Car on est passé très vite, en quelques années même d'une situation où une femme, sauf cas exceptionnel comme Simone Veil par exemple, ne pouvait guère espérer être ministre dotée d'un poste important parce qu'elle était une femme, à une situation grotesque où des femmes sont nommées ministres parce qu'elles sont des femmes. Entre les deux, on a fait un peu de cinéma, ou de l'affichage digne du village Potemkine, avec la nomination calamiteuse d'une femme premier ministre qui aurait pu être un aboutissement si on s'était référé à cette phrase de Françoise Giroud "La femme sera vraiment l'égale de l'homme le jour où, à un poste important, on désignera une femme incompétente", ou avec le gadget des "jupettes" dont la plupart fut d'ailleurs très vite remerciée. J'avais pensé, à tort sans doute et même évidemment, que la pratique des dernières années qui avait permis à des femmes d'être ministres avec des portefeuilles importants eu égard à leurs compétences supposées, comme Martine Aubry ou Michèle Alliot-Marie pour ne pas faire de jaloux, suffirait pour qu'on sorte de cette tyrannie de la représentativité visible et proportionnelle aux volumes existant à l'état naturel si j'ose m'exprimer ainsi. Pour être parfaitement clair et honnête, cette tyrannie que je dénonce est le fait de toutes les tendances politiques. C'est devenu une mode, ou plus grave un fait social. Et qui se décline maintenant selon d'autres variables. Plus de gouvernement possible sans arabes ou noirs par exemple. Ça ne me gène absolument pas qu'il y ait de des femmes, des arabes et des noirs dans les gouvernements et autres institutions, où d'ailleurs il y en a beaucoup moins et là peut-être il faudrait en comprendre les raisons, mais j'aimerais être sûr que ce sont bien leurs réelles compétences qui les ont amenés là. Or, un équilibre quantitatif aurait tendance à m'éloigner de cet espoir.

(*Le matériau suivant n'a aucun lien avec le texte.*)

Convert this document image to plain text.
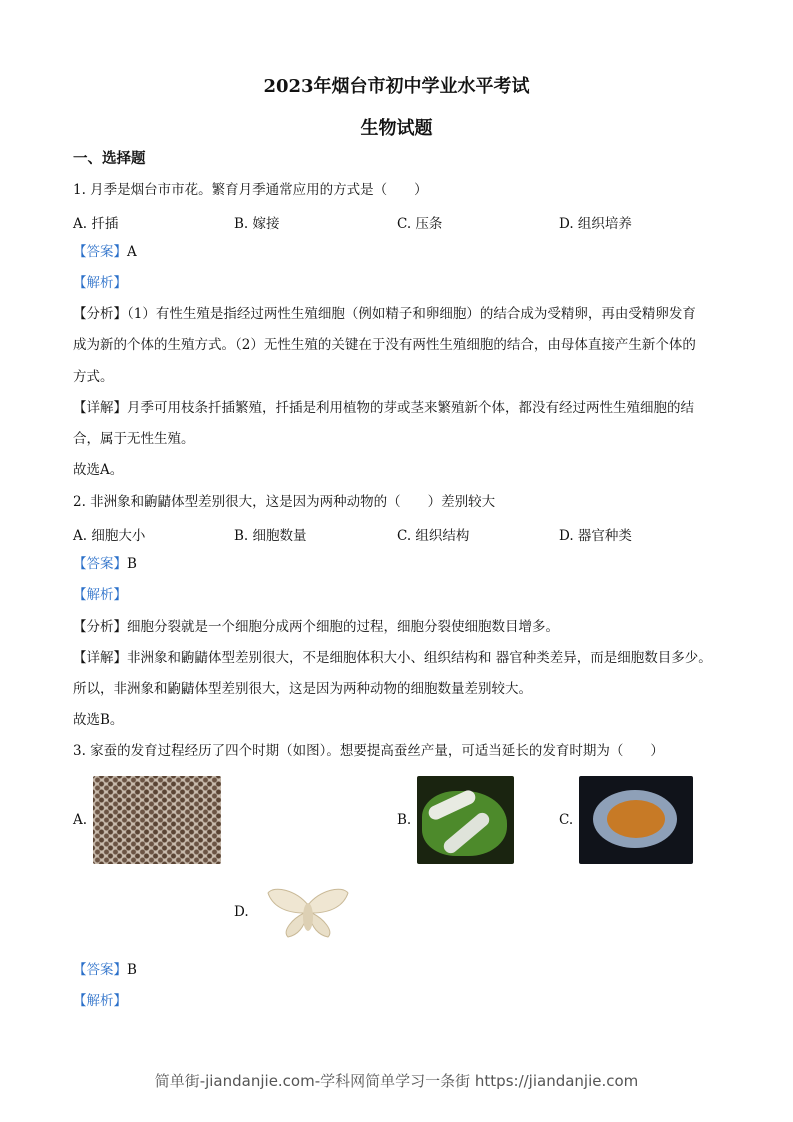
2023年烟台市初中学业水平考试
生物试题
一、选择题
1. 月季是烟台市市花。繁育月季通常应用的方式是（　　）
A. 扦插	B. 嫁接	C. 压条	D. 组织培养
【答案】A
【解析】
【分析】（1）有性生殖是指经过两性生殖细胞（例如精子和卵细胞）的结合成为受精卵，再由受精卵发育
成为新的个体的生殖方式。（2）无性生殖的关键在于没有两性生殖细胞的结合，由母体直接产生新个体的
方式。
【详解】月季可用枝条扦插繁殖，扦插是利用植物的芽或茎来繁殖新个体，都没有经过两性生殖细胞的结
合，属于无性生殖。
故选A。
2. 非洲象和鼩鼱体型差别很大，这是因为两种动物的（　　）差别较大
A. 细胞大小	B. 细胞数量	C. 组织结构	D. 器官种类
【答案】B
【解析】
【分析】细胞分裂就是一个细胞分成两个细胞的过程，细胞分裂使细胞数目增多。
【详解】非洲象和鼩鼱体型差别很大，不是细胞体积大小、组织结构和 器官种类差异，而是细胞数目多少。
所以，非洲象和鼩鼱体型差别很大，这是因为两种动物的细胞数量差别较大。
故选B。
3. 家蚕的发育过程经历了四个时期（如图）。想要提高蚕丝产量，可适当延长的发育时期为（　　）
A.	B.	C.
D.
【答案】B
【解析】
简单街-jiandanjie.com-学科网简单学习一条街 https://jiandanjie.com
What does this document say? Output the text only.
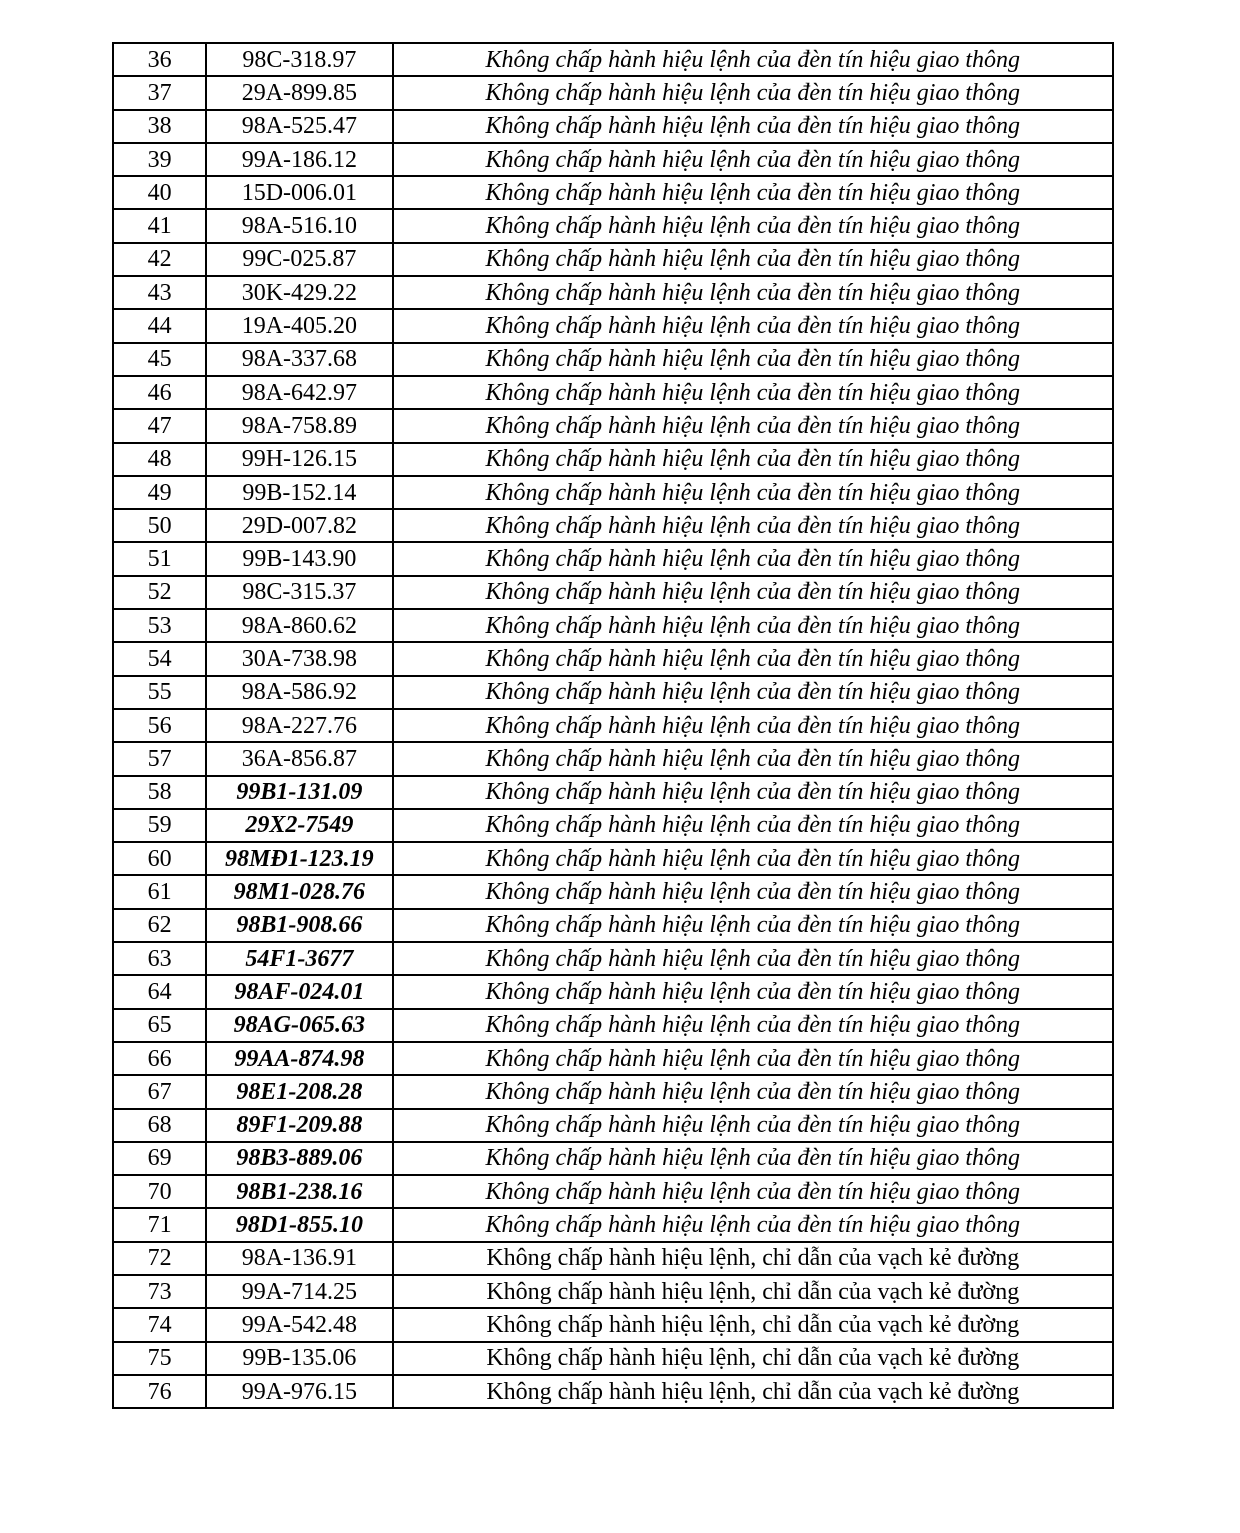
36	98C-318.97	Không chấp hành hiệu lệnh của đèn tín hiệu giao thông
37	29A-899.85	Không chấp hành hiệu lệnh của đèn tín hiệu giao thông
38	98A-525.47	Không chấp hành hiệu lệnh của đèn tín hiệu giao thông
39	99A-186.12	Không chấp hành hiệu lệnh của đèn tín hiệu giao thông
40	15D-006.01	Không chấp hành hiệu lệnh của đèn tín hiệu giao thông
41	98A-516.10	Không chấp hành hiệu lệnh của đèn tín hiệu giao thông
42	99C-025.87	Không chấp hành hiệu lệnh của đèn tín hiệu giao thông
43	30K-429.22	Không chấp hành hiệu lệnh của đèn tín hiệu giao thông
44	19A-405.20	Không chấp hành hiệu lệnh của đèn tín hiệu giao thông
45	98A-337.68	Không chấp hành hiệu lệnh của đèn tín hiệu giao thông
46	98A-642.97	Không chấp hành hiệu lệnh của đèn tín hiệu giao thông
47	98A-758.89	Không chấp hành hiệu lệnh của đèn tín hiệu giao thông
48	99H-126.15	Không chấp hành hiệu lệnh của đèn tín hiệu giao thông
49	99B-152.14	Không chấp hành hiệu lệnh của đèn tín hiệu giao thông
50	29D-007.82	Không chấp hành hiệu lệnh của đèn tín hiệu giao thông
51	99B-143.90	Không chấp hành hiệu lệnh của đèn tín hiệu giao thông
52	98C-315.37	Không chấp hành hiệu lệnh của đèn tín hiệu giao thông
53	98A-860.62	Không chấp hành hiệu lệnh của đèn tín hiệu giao thông
54	30A-738.98	Không chấp hành hiệu lệnh của đèn tín hiệu giao thông
55	98A-586.92	Không chấp hành hiệu lệnh của đèn tín hiệu giao thông
56	98A-227.76	Không chấp hành hiệu lệnh của đèn tín hiệu giao thông
57	36A-856.87	Không chấp hành hiệu lệnh của đèn tín hiệu giao thông
58	99B1-131.09	Không chấp hành hiệu lệnh của đèn tín hiệu giao thông
59	29X2-7549	Không chấp hành hiệu lệnh của đèn tín hiệu giao thông
60	98MĐ1-123.19	Không chấp hành hiệu lệnh của đèn tín hiệu giao thông
61	98M1-028.76	Không chấp hành hiệu lệnh của đèn tín hiệu giao thông
62	98B1-908.66	Không chấp hành hiệu lệnh của đèn tín hiệu giao thông
63	54F1-3677	Không chấp hành hiệu lệnh của đèn tín hiệu giao thông
64	98AF-024.01	Không chấp hành hiệu lệnh của đèn tín hiệu giao thông
65	98AG-065.63	Không chấp hành hiệu lệnh của đèn tín hiệu giao thông
66	99AA-874.98	Không chấp hành hiệu lệnh của đèn tín hiệu giao thông
67	98E1-208.28	Không chấp hành hiệu lệnh của đèn tín hiệu giao thông
68	89F1-209.88	Không chấp hành hiệu lệnh của đèn tín hiệu giao thông
69	98B3-889.06	Không chấp hành hiệu lệnh của đèn tín hiệu giao thông
70	98B1-238.16	Không chấp hành hiệu lệnh của đèn tín hiệu giao thông
71	98D1-855.10	Không chấp hành hiệu lệnh của đèn tín hiệu giao thông
72	98A-136.91	Không chấp hành hiệu lệnh, chỉ dẫn của vạch kẻ đường
73	99A-714.25	Không chấp hành hiệu lệnh, chỉ dẫn của vạch kẻ đường
74	99A-542.48	Không chấp hành hiệu lệnh, chỉ dẫn của vạch kẻ đường
75	99B-135.06	Không chấp hành hiệu lệnh, chỉ dẫn của vạch kẻ đường
76	99A-976.15	Không chấp hành hiệu lệnh, chỉ dẫn của vạch kẻ đường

Cette politique des quotas me semble au contraire aller dans un mauvais sens dans la mesure où elle fait passer les compétences au second plan et risque donc d'être contre-productive (voir le cas de la première ministre précédemment évoquée). Il serait tout aussi choquant de voir un homme compétent écarté à cause de son sexe, qu'il était honteux à une certaine époque que je crois révolue, au moins dans les milieux politiques de voir une femme compétente écartée pour les mêmes raisons. S'il parait, à juste titre, inconcevable de voir un gouvernement sans femme, il me parait tout aussi incongru que ce soit la parité qui préside à sa formation.

 

9 commentaires:

  1. info en continu sur avant pendant aprés le Conseil, la photo, en groupe, qu'avec les nanas, Hollande a suggéré qu'on en fasse une qu'avec les mecs...
    Chacun va rejoindre sa base
    des quotas autant que de postes à pourvoir, ça va finir par arriver
    les hommes gardent le régalien à part je crois LeBranchu fonction pu et notre Taubira mais elles ont une expé notoire, Taubira, je ne sais pas si son CV va pas faire des grumeaux

    Mélenchon a eu ce matin un discours sur réaliste sur LCP, pas tout compris mais le feu couve avec le PS et le PS pose ses pions, un sacré bordel en perspective

    à suivre, ils peuvent compter sur nous!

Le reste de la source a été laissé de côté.